Une nouvelle technique pour faire peau neuve

Les chercheurs ont réussi à reconstruire en laboratoire des morceaux de peau comportant un derme et un épiderme, et dont l’épaisseur était comparable à celle des prélèvements effectués sur le patient.
Photo: iStock Les chercheurs ont réussi à reconstruire en laboratoire des morceaux de peau comportant un derme et un épiderme, et dont l’épaisseur était comparable à celle des prélèvements effectués sur le patient.

Une nouvelle technique de reconstruction de peau conçue par des chercheurs de l’Université Laval fait des miracles pour les grands brûlés, qui retrouvent grâce à elle une nouvelle peau presque normale qui, en plus, se régénère. Les greffons créés par cette technique feront l’objet d’un essai clinique pancanadien.

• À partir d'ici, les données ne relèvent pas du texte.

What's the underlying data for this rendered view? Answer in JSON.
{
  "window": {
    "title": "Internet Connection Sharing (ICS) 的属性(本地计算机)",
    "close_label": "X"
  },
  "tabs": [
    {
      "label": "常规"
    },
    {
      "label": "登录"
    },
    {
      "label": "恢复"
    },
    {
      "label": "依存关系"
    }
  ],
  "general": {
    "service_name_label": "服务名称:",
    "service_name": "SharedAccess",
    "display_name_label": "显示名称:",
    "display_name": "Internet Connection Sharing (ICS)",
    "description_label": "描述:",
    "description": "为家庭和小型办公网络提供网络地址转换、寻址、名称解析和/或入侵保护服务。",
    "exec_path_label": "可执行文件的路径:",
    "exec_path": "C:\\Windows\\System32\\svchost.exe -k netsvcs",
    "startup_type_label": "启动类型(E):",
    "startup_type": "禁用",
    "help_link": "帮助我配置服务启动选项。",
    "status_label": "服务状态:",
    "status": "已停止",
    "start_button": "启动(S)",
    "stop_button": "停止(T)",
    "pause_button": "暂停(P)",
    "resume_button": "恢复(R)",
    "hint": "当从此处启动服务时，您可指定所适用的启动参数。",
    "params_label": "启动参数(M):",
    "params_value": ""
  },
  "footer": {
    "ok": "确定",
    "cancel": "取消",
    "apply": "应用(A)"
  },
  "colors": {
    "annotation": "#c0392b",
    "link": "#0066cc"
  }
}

À partir d’un prélèvement de peau saine du patient — de la surface d’une pièce de deux dollars —, les scientifiques du Centre de recherche en organogénèse expérimentale de l’Université Laval (LOEX) isolent les cellules de l’épiderme (des kératinocytes) et du derme (appelées fibroblastes), puis les cultivent séparément en laboratoire. Une fois qu’un derme (couche intermédiaire de la peau) s’est constitué, ils déposent à sa surface les kératinocytes qui contribueront à former l’épiderme.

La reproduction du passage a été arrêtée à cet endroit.